2. Clearly $P$ is a symmetry, but you might wonder why $P=P_L P_R$ would imply that $P_L$ and $P_R$ are separately symmetries. Well the way to see this: decompose $H=H_L + H_R$ such that $H_R$ has no support near the left edge, same for $H_L$ and the right edge. Then $[P_L,H_R] = 0$. But since $[P,H_R] = 0$, that means that $[P_R,H_R] = 0$. Combined with $[P_R,H_L] = 0$, this shows that $P_R$ is a symmetry of $H$.
3. Suppose $|\psi_\textrm{gs}\rangle$ is a ground state. Then either $P_L|\psi_\textrm{gs}\rangle$ or $P_R |\psi_\textrm{gs}\rangle$ has to be a different state, otherwise $P_L P_R |\psi_\textrm{gs}\rangle = P_R P_L |\psi_\textrm{gs}\rangle$, yet we know they anticommute.
When you diagonalize $H_\text{BdG}$, you find the eigenvalues and the eigenvectors. Let us assemble these (column) vectors into a unitary matrix $U$ (this is always possible since $H_\text{BdG}$ is Hermitian), so that $U^\dagger H_\text{BdG} U=E$ is diagonal (i.e. the eigenvalues). Define $\Gamma_k = U^\dagger \psi_k$, then
$ H=\frac{1}{2} \Gamma_k^\dagger E \Gamma_k $
Therefore $\Gamma_k$ gives you the correct "single-particle" eigenstates of $H$ and can be used to build any excitations of the Hamiltonian. To be more explicit, the $i$-th row of $\Gamma_k$ is $\sum_j(U^\dagger)_{ij}\psi_{kj}$, with energy $E_i$.

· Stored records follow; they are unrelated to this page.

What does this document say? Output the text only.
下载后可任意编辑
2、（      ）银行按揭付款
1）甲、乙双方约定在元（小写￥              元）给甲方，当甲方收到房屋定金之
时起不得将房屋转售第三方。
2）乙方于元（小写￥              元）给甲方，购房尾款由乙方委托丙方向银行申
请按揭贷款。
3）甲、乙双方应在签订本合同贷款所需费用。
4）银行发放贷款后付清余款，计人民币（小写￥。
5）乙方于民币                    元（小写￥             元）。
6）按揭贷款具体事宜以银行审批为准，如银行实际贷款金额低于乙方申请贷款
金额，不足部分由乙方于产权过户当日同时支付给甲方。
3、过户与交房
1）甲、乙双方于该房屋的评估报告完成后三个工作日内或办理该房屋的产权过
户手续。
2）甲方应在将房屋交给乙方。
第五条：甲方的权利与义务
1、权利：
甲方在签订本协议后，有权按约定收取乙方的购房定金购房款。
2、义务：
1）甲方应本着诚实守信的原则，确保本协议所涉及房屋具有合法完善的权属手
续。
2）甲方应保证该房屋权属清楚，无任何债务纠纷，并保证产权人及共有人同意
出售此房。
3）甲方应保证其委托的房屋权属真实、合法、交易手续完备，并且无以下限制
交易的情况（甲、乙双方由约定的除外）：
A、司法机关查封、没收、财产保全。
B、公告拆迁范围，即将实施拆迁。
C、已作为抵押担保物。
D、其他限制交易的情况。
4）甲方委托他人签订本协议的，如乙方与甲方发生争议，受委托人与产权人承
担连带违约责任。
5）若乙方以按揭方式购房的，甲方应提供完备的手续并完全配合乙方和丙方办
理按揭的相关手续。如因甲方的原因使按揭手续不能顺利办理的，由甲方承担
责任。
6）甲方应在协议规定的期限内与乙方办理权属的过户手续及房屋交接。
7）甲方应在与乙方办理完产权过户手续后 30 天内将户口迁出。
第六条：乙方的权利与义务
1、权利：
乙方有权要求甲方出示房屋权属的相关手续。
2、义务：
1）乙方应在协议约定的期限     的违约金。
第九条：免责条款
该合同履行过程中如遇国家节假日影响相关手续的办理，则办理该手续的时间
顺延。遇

Lastly, because the particle-hole symmetry of the Hamiltonian, the spectrum of $H_\text{BdG}$ always comes in $\pm E$ pairs, and correspondingly $\gamma_{E}$ and $\gamma_{-E}$ are actually related by hermitian conjugation: $\gamma_{-E}=\gamma_E^\dagger$.
Best Answer
The short answer is this: each line on your plot is denoting one fermionic mode (i.e. a fermionic creation/annihilation operator $c$), or equivalently each line corresponds to two Majorana modes (since a fermionic mode defines two Majorana operators $\gamma_1 = \frac{1}{2} \left(c+c^\dagger \right)$ and $\gamma_2 = \frac{1}{2i} \left(c-c^\dagger \right)$). Each line is represented twice though. It is not written in stone that you have to take the upper line, but just make sure you only count each set of two only once. Whether you take the upper or lower line comes down to choosing what you call the fermionic creation operator and the annihilation operator. I guess the clearest would be to just forget the bottom set of lines from the outset.
So take the point $\mu = 0$. On your plot we see two lines meeting there, but as you point out this is due to a redundancy in description, so in fact there is only one line there. In other words there is one fermionic mode $c$ with zero energy. This gives a twofold degeneracy: $|0\rangle$ and $c^\dagger |0\rangle$. Your plot shows that this mode does actually not stay at zero energy in the whole phase, but I guess this must be due to finite-size effects and as you take $L$ larger and larger, the line should approach zero until the phase transition point.